Posse e festa de emoções.

Não me lembro de ter acompanhado, pela tevê, uma festa de posse presidencial tão serena, sem sobressaltos e calma como a da presidenta Dilma Roussef. Tratou-se, certamente, de um testemunho de maturidade e normalidade democráticas, dentro de um quadro definido pelo povo. A mulher – que, durante a campanha eleitoral, foi massacrada por adversários desesperados – lá estava inteira, altiva, de personalidade forte, pronta para substituir um homem carismático como poucos iguais se viram no mundo. Lula é fenômeno permanente que, mesmo ao deixar o governo, imanta, magnetiza o povo, numa comunhão como nunca o Brasil presenciou.

Foi uma festa de emoções, de simbolismos, mesmo porque o Brasil parece convencido de que o caminho escolhido não será alterado substancialmente, mas com as reformas necessárias, com os ajustes que precisam ser feitos. Dilma Roussef – que foi, verdadeiramente, “cabeça e mãos” do governo Lula – mostrou tal desembaraço na solenidade e entre a classe política daqui e de outros países que confirma a sua familiaridade com o poder. No entanto, ela – tida como mulher racional, desprovida de emoções – mostrou a sua face sentimental ao emocionar-se à lembrança de acontecimentos de sua vida, de seus companheiros torturados e das lições aprendidas com Lula.

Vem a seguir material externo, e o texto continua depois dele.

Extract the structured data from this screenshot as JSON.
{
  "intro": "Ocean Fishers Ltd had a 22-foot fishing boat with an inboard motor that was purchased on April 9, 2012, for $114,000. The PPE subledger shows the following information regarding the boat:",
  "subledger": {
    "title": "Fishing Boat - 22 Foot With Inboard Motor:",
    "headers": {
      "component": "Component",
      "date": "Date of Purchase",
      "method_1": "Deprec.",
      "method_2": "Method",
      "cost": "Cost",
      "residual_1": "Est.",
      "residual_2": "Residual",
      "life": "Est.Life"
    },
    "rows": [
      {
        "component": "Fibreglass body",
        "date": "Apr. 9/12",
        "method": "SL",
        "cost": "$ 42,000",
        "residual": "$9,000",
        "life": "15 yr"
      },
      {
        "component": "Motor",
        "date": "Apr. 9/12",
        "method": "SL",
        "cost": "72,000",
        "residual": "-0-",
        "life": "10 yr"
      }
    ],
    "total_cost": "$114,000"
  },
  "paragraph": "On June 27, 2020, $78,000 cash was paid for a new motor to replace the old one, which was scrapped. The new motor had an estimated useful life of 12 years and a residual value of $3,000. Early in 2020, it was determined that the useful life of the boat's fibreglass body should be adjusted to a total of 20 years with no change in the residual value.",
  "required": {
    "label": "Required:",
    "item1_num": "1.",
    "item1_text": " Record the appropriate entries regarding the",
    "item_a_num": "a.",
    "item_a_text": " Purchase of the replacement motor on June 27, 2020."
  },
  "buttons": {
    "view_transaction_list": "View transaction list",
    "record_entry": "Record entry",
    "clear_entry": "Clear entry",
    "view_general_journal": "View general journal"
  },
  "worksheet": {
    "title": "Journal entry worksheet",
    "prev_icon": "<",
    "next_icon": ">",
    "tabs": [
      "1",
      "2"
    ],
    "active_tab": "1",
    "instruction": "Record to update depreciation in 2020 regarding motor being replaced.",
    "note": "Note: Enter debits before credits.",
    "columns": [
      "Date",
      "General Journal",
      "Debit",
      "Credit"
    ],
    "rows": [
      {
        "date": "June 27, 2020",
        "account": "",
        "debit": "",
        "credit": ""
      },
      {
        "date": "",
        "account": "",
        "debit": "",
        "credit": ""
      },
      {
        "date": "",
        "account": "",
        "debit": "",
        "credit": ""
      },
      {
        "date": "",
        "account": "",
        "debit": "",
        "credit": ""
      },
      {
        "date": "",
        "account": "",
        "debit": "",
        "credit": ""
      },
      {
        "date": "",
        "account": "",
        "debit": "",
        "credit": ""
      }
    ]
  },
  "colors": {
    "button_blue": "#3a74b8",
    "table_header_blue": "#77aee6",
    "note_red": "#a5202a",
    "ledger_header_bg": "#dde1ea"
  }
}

O Brasil recebe sem surpresas a festa da posse. E, com serenidade absoluta, o surgimento de um novo governo que se prevê seja uma continuação aperfeiçoada do anterior. O fato, porém, é que dificilmente o povo brasileiro conseguirá esquecer-se de cenas que, na subida e na descida da rampa, envolveram Lula e Dilma, seus abraços emocionados e fraternos, suas lágrimas, sua cumplicidade e – sem qualquer desdouro para a atual presidenta – uma relação afetiva que extravazou como sendo a de um pai para com uma filha, a transmissão de uma herança. O respeito de Dilma para com Lula foi o de, por assim dizer, uma devoção filial. E o carinho de Lula por Dilma ficou claro seja como sentimento também paternal. Diga-se o que se disser, pense-se o que se quiser pensar, mas houve um simbolismo que me pareceu notável: Lula, como se o Brasil fosse um filho seu, entregava o país e o povo aos cuidados de alguém de sua confiança. E Dilma acolheu a herança desses cuidados.

A saída de Lula do palácio presidencial, a dificuldade que teve para se desvencilhar dos abraços do povo, as demonstrações de dor de despedida passam a ser imagens que ficaram num porta-jóias de nossa história. Dilma é uma expectativa; Lula é uma história consolidada, um fenômeno político e popular que ninguém consegue entender pela razão. Mas que acolhe e compreende no coração. Lula, com 87% de aprovação, sai do governo não apenas como um líder carismático, mas como o bem amado da gente brasileira. Como alguém do povo já disse, deixará saudade. Mas já se sabe que ele estará por aí. E foi o que Dilma transmitiu ao povo: “Lula estará conosco.” E, com isso, ela amenizou um pouco a saudade, que é essa vontade de outra vez.

Mas, ao final, a impressão foi a de que nem Lula saiu, nem Dilma chegou. Ambos ficaram. Bom dia.